This is not an official AEC website. It has been made by an independent advocacy group as part of our campaign to make enrolling easier.
Government 2.0 doesn’t have to be about running nice fluffy community consultations online or getting MPs to use Twitter. It can be deeply practical too. So, with a federal election coming in Australia, advocacy group, GetUp!, have created a site to help people enrol or update their electoral role details online.
The fact that they’ve even created this site raises the question of why you wouldn’t just use the official Australian Electoral Commission (AEC) site? Well, because you can’t actually enrol online – the GetUp! site captures your enrollment electronically, but then faxes the form to the AEC.

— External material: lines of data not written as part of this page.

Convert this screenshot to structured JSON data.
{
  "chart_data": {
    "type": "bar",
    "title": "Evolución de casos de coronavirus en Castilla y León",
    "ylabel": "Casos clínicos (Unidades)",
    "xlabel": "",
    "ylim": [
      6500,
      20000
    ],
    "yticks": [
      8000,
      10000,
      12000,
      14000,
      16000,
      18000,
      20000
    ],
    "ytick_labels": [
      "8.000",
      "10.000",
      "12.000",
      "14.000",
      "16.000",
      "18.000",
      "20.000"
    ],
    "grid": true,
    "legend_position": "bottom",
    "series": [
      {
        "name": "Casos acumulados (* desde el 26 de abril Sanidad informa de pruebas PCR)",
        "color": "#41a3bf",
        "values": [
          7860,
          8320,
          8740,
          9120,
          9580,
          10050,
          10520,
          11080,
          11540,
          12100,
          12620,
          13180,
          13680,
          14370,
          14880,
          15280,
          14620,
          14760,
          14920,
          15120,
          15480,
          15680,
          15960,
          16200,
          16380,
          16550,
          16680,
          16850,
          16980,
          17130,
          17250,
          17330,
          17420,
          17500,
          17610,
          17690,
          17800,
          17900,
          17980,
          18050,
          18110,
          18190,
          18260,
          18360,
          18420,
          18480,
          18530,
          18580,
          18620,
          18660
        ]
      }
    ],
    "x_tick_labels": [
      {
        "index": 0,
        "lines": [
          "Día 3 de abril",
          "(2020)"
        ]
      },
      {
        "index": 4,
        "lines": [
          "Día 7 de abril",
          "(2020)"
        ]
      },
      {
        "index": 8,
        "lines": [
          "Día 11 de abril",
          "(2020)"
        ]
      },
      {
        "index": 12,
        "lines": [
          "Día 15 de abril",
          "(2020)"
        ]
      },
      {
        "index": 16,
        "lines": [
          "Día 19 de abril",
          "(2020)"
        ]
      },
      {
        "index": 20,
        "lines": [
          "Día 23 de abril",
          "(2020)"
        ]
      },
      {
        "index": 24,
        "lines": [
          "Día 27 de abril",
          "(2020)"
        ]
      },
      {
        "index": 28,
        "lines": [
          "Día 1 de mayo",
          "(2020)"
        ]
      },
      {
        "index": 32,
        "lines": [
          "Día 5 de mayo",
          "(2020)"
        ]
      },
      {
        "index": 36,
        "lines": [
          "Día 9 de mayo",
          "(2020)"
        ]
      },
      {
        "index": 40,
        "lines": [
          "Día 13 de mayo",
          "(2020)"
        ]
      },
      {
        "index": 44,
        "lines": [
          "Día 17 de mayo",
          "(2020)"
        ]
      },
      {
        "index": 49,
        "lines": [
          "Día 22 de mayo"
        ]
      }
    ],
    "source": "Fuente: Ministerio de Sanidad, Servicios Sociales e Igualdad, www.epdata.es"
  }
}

However, according to the Sydney Morning Herald an AEC spokesperson has warned:
“A digitally constructed signature wouldn’t be valid, and we would require a hardcopy signature on an enrolment form”
This is odd, because the AEC will accept a scanned form via email. However, I’ve always thought that an email was good enough anyway under Australian law?
However, perhaps what is more concerning it the attitude all round with this problem. Why wouldn’t we want people to be able to enroll to participate in one of our most import civic rights, using the most convenient method possible? It also reminds me that digital inclusion is a two-way street.
Apparently, the AEC was swamped by people trying to beat the deadline for enrolments, which caused a few problems.
From the Daily Telegraph:
THE Australian Electoral Commission went into meltdown yesterday as thousands of first-time voters tried to register.
The AEC pleaded for patience as its fax lines jammed and many frantic voters swamped the phone lines trying to report the problem. A spokeswoman said the AEC was trying its best to cope with an unexpectedly large demand.
And the SMH:
The rush to join the roll ahead of the Monday night deadline was so fierce the Australian Electoral Commission (AEC) at lunchtime boosted its call centre staff by 200 to 700.
The AEC website also crashed for almost an hour as Australians rushed to register to vote ahead of the August 21 poll.